In the June 24, 2012 of the Davis-Stirling.com eNewsletter, “Managers Practicing Law.” Adams offers the following advice to HOA boards,
Directors will have difficulty convincing a jury that seeking legal advice from a manager was prudent. . . . When asked for legal advice, a manager should always recommend that the board seek legal counsel. Doing so protects both the manager and the board.
Let’s step outside the box! UPL supreme court rules have been around for many, many years in all states. During all this time, where were and what were the CAI self-proclaimed HOA legal experts doing? Did these experts not know about state supreme court rules on UPL? Well, that’s no excuse, if true.
If homeowners can be held accountable under CC&Rs that need only be recorded at the county clerk’s office, sight unseen and without an explicit buyer signature, why should these attorneys escape accountability for negligence to their HOA clients?

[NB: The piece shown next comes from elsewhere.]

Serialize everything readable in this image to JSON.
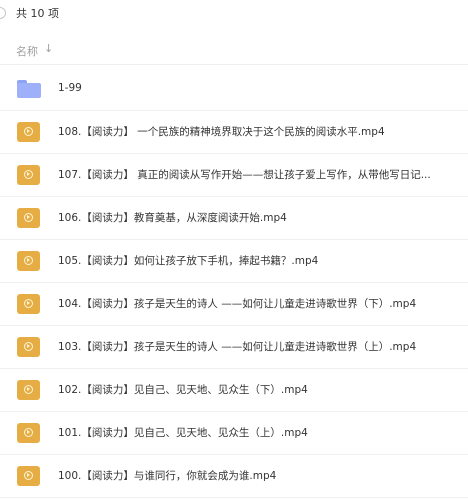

CAI is the national lobbying entity, whose members have repeatedly gone before state legislatures to propose statutes governing HOAs on behalf of all the HOAs and homeowners. (CAI has a miniscule number of homeowners as members, at most 30,000 of some 25,000,000 HOA families). And CAI attorneys often take the word of the HOA manager with respect to the validity of legal action, without the independent review required by civil court rules that the action is based on facts and the law (Rule 11(a), Signing of Pleadings).
The CAI attorney silence is disgraceful and violates the rules of civil procedure and professional code of conduct. Ethical rule 3.1, Organization as Client, of the code of professional conduct, specifically relates to the attorney’s awareness of illegal conduct by the client or “other person associated with the organization,” and 2.1, Advisor, whereby candid advice on moral and ethical issues may be rendered to the client.
I wonder what the reaction is from those 9 states that use CAI to license managers: Alaska, California, Connecticut, District of Columbia, Florida, Georgia, Illinois, Nevada, and Virginia. Or from those towns, like in Arizona, who sponsor CAI seminars on good governance.
This egregious conduct is another solid example of the true nature of CAI’s involvement in the HOA governance industry. It is unquestionably in the self-interest of its members, both its attorney and its management firm members.